Monday, July 9, 2012

“Mr. Watson--Come here--I Want to See You"

The confirmation of the existence of the Higgs Boson is reminiscent of Alexander Graham Bell’s famous “Mr. Watson—Come here—I want to see you.” The utterance on March l0, 1876 ushered in the age of modern telecommunications and it was a reference point at least once during the Golden Age of Television when programs like You Are There, hosted by Walter Cronkite, dramatized great moments in history. We’ve come a long way baby, but Dieter Heuer, the director general of CERN, was hard put to provide a useful answer when asked on CNN the other day about what the discovery of the Higgs Boson will mean for the average Joe. He made some general points about the discovery of the Boson having importance for anyone who is interested in how the universe came to be, but it was hard to surmise how the discovery of the Boson would fare when compared to that of the phone. Take-out Chinese food and escort services are examples of two industries that could not subsist without the phone, but it’s unclear what industries will be improved or created by the Boson. Will the discovery of the mysterious particle have an effect on equally mysterious financial instruments like synthetic derivatives? In some way the discovery of the Higgs Boson, which has represented an investment of billions of dollars in research funds, is too big to be useful.

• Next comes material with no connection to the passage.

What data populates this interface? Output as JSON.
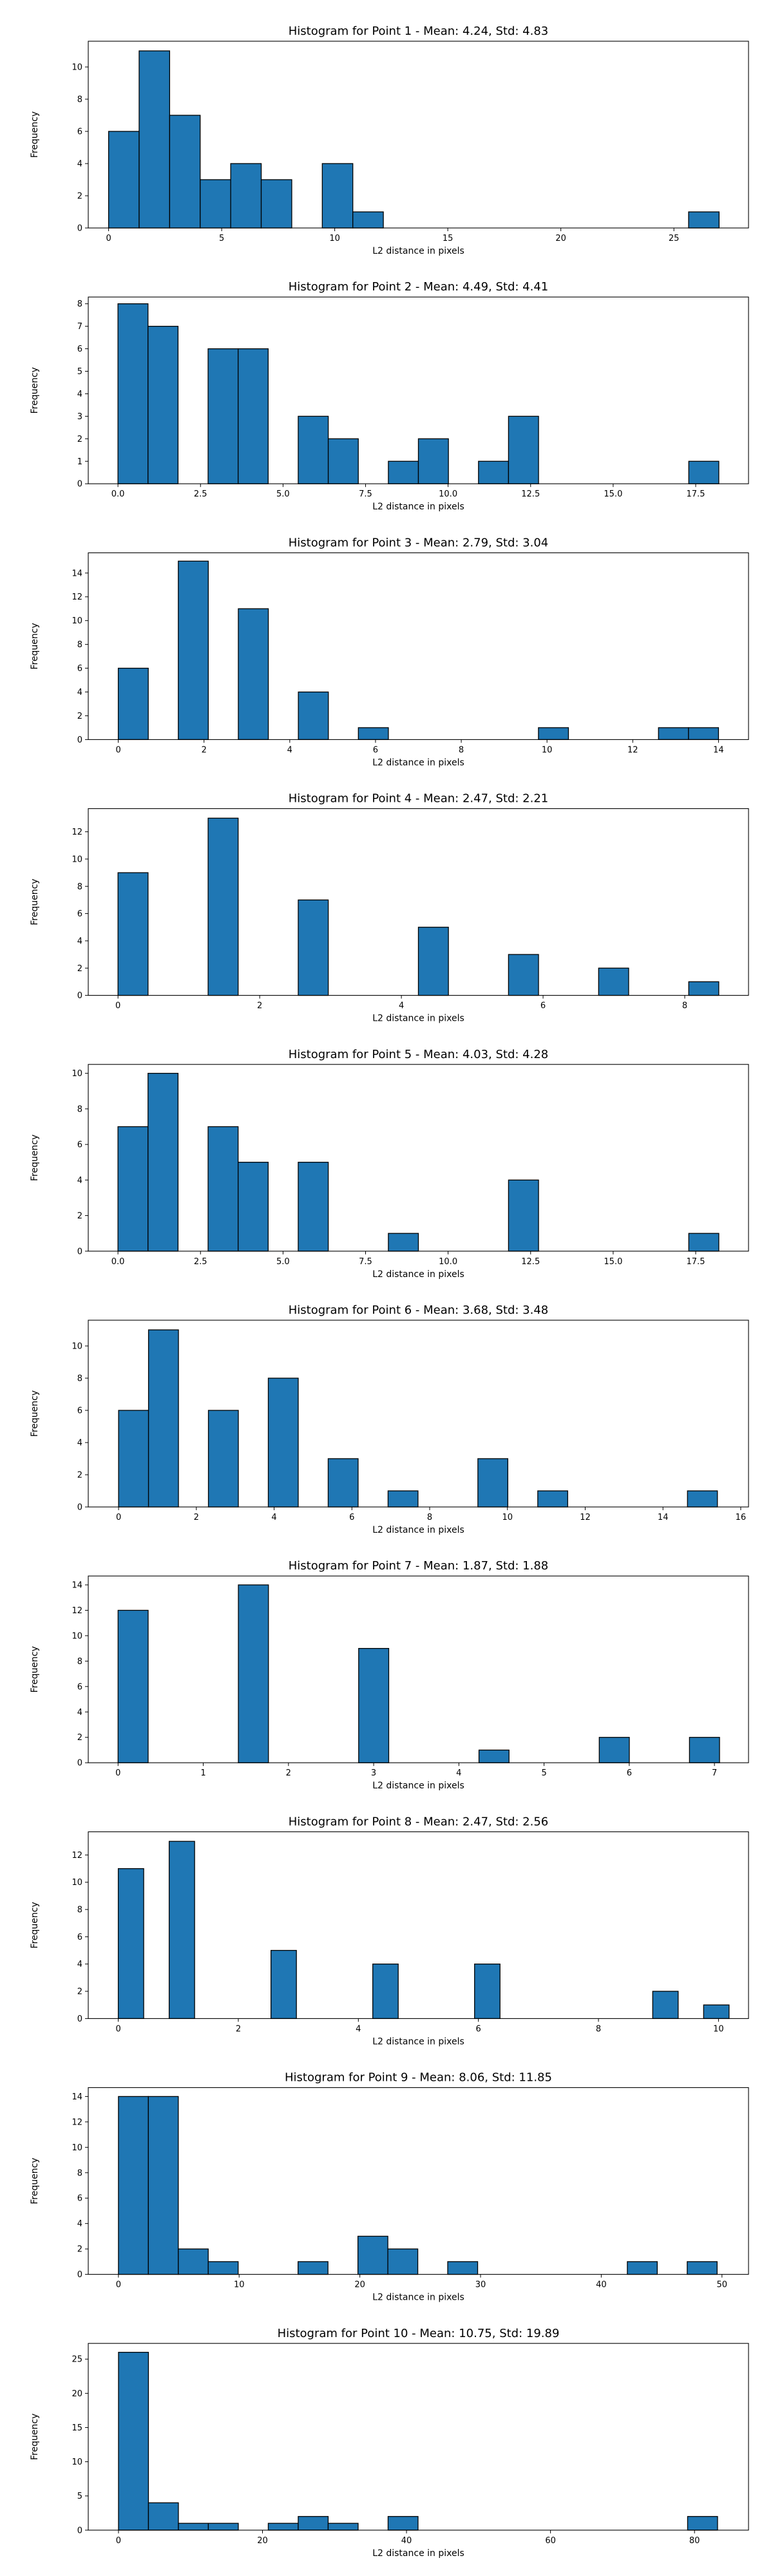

As if to underscore this point, the Times’ Dennis Overbye repeated the same line in his coverage of the event, “Physicists Find Elusive Particle Seen as Key to Universe,” 7/4/12) as he did on 6/19/12, “New Data on Elusive Particle is Shrouded in Secrecy.” Describing “a cosmic molasses” and the way it helps particles to get mass, he compared it to the way “a bill going through congress attracts riders and amendments, becoming ever more ponderous.” Only two words changed. In the original piece he used “moving” instead of “going through congress” and “gains” rather than “attracts riders.” When people start to repeat themselves, it usually means they have run out of things to say.